Neues, brisantes gar ist in Liao Yiwus Dokumentarroman über die Pandemie in Wuhan nicht zu erfahren, warnt Rezensent Thomas E. Schmidt vor. Und doch hält er das Buch für ein grandioses, bedeutsames Werk. Denn was der chinesische, im Berliner Exil lebende Autor und Friedenspreisträger hier an Blogeinträgen, Kommentaren oder Gedichten zu einem Roman verarbeitet, bietet dem Kritiker einen so präzisen wie "bestürzenden", auch "sarkastischen" Einblick in die Stimmung in China. Erzählt wird die Geschichte von Ai Ding, einem Alter Ego des Autors, der nach Berichten eines Freundes von Berlin aus nach China fliegt, um sich ein Bild des Wahnsinns in Wuhan zu machen. Ai trifft auf Hass gegen Minderheiten, auf Bürokraten und mutige Bürgerjournalistin, versucht dem Virus auf die Spur zu kommen, bereist aber auch symbolische chinesische Orte und reflektiert über chinesisches Kulturgut, resümiert Schmidt.
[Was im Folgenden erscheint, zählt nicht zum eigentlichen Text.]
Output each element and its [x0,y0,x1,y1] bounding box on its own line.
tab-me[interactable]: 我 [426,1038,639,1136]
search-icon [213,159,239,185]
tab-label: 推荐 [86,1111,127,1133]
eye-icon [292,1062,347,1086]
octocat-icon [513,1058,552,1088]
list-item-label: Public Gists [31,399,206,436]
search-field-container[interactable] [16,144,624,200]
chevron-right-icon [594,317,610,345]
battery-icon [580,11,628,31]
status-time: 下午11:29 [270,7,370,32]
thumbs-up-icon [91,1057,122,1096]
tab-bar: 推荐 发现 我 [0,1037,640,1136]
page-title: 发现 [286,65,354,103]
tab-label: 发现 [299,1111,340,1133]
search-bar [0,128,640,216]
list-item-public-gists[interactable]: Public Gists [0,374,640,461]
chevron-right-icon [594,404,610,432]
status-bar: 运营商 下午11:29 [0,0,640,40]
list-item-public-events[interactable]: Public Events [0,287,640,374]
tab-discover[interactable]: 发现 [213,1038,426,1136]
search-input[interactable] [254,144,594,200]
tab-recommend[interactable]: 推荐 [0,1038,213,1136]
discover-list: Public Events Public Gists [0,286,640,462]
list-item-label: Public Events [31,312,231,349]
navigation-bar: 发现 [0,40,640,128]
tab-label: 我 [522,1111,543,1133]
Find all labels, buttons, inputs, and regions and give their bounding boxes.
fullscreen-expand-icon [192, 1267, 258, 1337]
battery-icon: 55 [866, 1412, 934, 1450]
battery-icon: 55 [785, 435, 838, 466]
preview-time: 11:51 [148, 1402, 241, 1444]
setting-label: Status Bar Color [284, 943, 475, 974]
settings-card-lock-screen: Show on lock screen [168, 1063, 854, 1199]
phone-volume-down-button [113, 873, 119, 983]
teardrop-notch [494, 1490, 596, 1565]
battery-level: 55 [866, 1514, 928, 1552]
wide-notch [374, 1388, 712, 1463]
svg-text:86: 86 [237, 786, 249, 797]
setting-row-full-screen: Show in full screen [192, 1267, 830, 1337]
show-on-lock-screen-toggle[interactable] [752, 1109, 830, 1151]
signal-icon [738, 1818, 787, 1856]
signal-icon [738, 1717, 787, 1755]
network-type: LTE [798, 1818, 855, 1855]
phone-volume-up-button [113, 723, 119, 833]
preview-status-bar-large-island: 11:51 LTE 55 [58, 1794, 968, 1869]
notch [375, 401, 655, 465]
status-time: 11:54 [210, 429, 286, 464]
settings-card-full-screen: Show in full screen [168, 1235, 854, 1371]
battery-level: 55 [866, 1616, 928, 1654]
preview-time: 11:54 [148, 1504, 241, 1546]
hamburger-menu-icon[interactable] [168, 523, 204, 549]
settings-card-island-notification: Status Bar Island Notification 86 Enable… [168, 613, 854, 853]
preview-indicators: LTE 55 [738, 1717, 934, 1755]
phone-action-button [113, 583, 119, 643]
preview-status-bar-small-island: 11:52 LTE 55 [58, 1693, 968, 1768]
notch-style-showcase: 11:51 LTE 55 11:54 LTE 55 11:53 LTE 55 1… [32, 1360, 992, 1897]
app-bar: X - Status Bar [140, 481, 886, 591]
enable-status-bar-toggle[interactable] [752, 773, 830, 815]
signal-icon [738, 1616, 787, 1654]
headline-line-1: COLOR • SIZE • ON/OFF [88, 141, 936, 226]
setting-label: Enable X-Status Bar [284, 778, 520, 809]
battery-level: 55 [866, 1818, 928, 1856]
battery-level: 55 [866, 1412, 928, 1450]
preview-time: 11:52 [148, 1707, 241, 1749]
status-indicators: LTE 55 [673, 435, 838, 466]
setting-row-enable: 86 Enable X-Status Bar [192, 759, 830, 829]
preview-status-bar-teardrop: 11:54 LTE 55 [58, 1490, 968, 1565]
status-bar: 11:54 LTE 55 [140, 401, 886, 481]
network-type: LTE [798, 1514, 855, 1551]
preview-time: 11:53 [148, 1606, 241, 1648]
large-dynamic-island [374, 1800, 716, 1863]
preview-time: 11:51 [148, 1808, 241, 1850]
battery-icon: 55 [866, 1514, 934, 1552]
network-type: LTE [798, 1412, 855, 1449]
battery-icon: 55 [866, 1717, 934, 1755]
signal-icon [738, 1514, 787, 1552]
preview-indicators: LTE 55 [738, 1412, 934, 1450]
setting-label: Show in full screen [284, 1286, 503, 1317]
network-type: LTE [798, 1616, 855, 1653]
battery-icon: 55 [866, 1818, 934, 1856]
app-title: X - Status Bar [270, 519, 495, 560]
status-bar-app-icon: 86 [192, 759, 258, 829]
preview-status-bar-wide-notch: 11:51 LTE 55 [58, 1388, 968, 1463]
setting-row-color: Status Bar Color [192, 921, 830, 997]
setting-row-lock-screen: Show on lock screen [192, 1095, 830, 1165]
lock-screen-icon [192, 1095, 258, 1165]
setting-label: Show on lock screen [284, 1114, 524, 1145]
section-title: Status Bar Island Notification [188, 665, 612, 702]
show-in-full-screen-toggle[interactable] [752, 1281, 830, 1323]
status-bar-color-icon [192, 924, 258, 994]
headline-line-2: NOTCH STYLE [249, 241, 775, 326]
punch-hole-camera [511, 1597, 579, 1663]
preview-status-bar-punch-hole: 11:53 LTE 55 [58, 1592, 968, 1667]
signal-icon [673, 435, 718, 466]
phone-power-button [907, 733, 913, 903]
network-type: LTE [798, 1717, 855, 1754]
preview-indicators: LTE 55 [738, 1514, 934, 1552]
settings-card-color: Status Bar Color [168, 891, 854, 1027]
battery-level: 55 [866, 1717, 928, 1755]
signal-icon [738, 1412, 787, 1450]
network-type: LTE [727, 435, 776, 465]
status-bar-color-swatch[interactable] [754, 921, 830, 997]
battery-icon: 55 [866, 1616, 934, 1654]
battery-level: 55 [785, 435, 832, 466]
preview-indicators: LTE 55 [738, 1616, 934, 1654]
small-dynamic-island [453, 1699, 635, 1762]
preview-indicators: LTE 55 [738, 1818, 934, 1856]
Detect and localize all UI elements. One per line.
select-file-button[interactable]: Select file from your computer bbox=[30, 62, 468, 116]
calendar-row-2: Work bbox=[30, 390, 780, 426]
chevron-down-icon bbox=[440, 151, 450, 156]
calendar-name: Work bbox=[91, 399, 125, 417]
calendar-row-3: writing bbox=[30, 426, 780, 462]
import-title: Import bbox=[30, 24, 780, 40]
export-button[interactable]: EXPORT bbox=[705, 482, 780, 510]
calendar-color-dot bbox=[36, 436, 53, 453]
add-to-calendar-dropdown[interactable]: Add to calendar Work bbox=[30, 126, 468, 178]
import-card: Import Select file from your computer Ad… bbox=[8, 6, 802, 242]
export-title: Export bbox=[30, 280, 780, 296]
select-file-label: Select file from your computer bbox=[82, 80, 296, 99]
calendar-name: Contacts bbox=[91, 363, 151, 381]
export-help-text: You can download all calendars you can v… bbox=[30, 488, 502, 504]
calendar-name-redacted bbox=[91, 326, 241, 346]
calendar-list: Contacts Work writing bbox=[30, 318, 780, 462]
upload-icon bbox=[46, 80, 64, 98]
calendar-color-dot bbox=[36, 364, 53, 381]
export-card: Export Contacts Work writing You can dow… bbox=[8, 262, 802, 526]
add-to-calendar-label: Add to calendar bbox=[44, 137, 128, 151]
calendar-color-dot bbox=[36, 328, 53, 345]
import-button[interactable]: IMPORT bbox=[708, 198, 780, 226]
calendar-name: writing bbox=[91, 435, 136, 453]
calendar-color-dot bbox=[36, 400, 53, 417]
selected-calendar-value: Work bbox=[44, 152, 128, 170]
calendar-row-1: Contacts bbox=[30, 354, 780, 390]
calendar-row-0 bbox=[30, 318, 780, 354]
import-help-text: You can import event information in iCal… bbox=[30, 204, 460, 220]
Bisweilen erscheint ihm Liao Yiwus Held wie ein "Nachfahr des Mönches Tripitaka", der Roman selbst wie "wahrhafte Dichtung". Vor allem aber staunt der Kritiker über die Nüchternheit, mit der der Autor das "Unappetitliche" aber auch den Mut der einfachen Leute schildert. Ein großes Dokument der "inoffiziellen" chinesischen Geschichtsschreibung, meint er.

Rezensionsnotiz zu Neue Zürcher Zeitung, 26.01.2022

Rezensentin Katharina Borchardt kann ihn gut haben den "wüsten Witz" des chinesischen Autors Liao Yiwu, an dem er auch in "Wuhan" nicht spart, obwohl dieser Dokumentarroman den Anfängen der Corona-Pandemie nachspürt. Natürlich, gesteht Borchardt zu, kann auch der in Berlin lebende Yiwu nichts Neues über die Urspünge des Coronavirus in Wuhan - ob nun im Virologischen Institut oder auf dem Markt - sagen, aber wenn er seinen fiktiven Historiker Ai Ding auf die Reise von Berlin nach Wuhan schickt, kann er viel über das Leben in der abgeriegelten Stadt erzählen und auch über all die mutigen Bürgerjournalisten, die noch ihre eigene Verhaftung live streamten. Das bewegt und beeindruckt die Rezensentin so sehr wie sie derbe "Schimpfkanonaden" und Wissenschaftsjargon in diesem auch stilistisch hybriden Buch fordern.